リンネが強化魔法をかけてくれる。俺は空蝉の術を唱えて草原を歩き出した。すぐに視界にヤシガニが入ってきた。
俺が両腰から刀を抜いたタイミングでクルミが肩から飛び降りると身体を震わせた。すると俺の前の景色が揺れてうっすらと透明な壁が現れた。
「これはクルミがやったのかい?」
「クルミのお仕事なのです」
リンネそう言うとクルミが尻尾を振って応えてくる。壁の様にの見えるが何だろう。そう考えているとヤシガニが目の前にやってきた。レベルは71だ。

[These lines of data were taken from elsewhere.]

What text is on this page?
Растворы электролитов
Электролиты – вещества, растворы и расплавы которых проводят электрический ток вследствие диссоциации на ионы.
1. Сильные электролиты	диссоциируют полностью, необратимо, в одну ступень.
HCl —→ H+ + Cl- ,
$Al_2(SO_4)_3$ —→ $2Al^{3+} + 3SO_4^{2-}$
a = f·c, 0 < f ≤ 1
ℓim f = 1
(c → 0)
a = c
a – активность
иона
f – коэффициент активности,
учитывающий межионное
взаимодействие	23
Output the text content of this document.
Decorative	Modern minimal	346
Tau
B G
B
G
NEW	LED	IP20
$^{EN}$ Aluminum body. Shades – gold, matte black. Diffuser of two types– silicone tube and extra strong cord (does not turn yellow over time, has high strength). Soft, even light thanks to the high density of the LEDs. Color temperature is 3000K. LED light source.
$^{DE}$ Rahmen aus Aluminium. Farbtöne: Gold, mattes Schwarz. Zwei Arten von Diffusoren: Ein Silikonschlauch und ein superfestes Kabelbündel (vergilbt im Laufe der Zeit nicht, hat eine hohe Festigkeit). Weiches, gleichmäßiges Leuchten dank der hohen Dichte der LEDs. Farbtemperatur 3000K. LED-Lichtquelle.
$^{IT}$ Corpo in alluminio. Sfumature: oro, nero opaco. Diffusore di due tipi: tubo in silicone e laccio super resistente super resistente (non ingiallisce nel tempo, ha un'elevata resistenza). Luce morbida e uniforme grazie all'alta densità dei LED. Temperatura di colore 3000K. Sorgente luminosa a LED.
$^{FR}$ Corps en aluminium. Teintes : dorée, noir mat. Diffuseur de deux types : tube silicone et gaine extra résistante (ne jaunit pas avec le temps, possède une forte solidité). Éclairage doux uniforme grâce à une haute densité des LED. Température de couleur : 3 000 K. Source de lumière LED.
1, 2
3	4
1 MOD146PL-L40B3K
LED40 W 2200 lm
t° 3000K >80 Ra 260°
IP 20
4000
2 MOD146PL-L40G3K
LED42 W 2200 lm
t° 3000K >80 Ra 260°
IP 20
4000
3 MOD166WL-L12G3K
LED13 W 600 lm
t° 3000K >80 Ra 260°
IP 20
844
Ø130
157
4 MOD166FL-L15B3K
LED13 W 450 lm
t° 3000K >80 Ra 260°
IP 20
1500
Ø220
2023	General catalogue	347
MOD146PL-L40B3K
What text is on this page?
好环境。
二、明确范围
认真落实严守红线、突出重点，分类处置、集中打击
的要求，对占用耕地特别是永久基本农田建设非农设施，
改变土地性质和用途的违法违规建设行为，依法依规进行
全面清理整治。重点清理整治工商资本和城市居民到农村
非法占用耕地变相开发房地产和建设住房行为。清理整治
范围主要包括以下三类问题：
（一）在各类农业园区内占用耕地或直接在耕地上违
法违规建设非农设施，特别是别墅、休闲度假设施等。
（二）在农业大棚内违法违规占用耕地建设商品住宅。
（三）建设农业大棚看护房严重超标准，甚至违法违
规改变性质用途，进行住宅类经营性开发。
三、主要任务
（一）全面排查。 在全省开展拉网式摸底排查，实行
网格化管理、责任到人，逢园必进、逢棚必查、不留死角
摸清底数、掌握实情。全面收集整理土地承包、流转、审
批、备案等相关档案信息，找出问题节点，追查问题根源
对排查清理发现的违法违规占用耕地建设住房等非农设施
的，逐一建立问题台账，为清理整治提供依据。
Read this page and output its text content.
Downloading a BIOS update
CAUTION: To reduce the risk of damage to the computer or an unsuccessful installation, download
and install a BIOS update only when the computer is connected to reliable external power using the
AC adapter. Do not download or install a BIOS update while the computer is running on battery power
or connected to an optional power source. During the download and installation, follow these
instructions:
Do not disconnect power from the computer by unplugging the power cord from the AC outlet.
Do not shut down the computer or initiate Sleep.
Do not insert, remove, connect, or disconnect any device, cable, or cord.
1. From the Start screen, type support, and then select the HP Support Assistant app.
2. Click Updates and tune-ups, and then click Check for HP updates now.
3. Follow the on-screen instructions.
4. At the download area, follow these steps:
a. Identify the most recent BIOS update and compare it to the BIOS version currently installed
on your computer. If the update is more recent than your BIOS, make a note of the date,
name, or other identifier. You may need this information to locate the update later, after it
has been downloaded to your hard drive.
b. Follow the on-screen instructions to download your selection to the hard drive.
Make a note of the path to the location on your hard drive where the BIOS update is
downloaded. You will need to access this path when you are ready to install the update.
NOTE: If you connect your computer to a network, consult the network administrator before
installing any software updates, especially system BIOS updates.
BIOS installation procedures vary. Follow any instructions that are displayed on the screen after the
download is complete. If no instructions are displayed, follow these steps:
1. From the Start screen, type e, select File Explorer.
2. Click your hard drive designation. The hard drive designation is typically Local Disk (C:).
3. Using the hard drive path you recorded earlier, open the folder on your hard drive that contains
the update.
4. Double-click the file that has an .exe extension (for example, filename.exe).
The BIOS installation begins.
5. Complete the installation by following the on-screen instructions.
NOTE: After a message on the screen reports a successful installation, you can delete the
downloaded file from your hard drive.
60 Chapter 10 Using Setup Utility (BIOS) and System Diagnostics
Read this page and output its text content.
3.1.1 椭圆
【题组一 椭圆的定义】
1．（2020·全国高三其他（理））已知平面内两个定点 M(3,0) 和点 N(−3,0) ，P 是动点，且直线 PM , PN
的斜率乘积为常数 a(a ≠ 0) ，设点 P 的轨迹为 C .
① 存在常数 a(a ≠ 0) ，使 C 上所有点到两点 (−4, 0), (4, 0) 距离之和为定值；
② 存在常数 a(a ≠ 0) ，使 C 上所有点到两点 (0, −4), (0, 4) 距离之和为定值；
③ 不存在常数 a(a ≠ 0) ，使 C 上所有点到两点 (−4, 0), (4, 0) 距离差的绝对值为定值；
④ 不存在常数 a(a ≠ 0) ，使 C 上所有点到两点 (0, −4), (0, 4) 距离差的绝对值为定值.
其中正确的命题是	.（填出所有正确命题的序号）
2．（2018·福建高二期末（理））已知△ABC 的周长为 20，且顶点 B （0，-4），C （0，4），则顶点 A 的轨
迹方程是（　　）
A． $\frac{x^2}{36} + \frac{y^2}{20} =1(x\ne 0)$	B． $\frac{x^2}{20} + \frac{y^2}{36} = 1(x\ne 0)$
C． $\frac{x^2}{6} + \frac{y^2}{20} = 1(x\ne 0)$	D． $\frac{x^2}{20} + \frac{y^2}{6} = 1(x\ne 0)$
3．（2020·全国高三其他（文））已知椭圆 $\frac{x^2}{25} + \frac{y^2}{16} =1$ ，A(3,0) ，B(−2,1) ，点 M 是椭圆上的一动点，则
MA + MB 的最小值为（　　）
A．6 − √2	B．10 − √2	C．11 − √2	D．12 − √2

戦闘が始まるとAIのミントが教えてくれて全てを理解した。クルミが出したのは魔法壁、反射壁だ。物理、魔法のいずれも受けるであろうダメージの10%を攻撃側に反射してダメージを与えるというものだ。これはすごいぞ。
AIのミントによるとクルミが成長すれば反射できる割合が増えるそうだ。これまたすごい能力だよ。それにひょっとしたら成長したらタロウやリンネと同じ様に新しい能力を身につけるかもしれない。
草原でヤシガニ2体、オオトカゲ1体を相手にしたがクルミの作った壁は相手を討伐するまで有効だった。時間にすると10分程か。効果時間は検証が必要だろう。リキャストについても調べないと。2体目と3体目の戦闘が連続したが、クルミは壁を張り直していたので5分以内であるのは間違いない。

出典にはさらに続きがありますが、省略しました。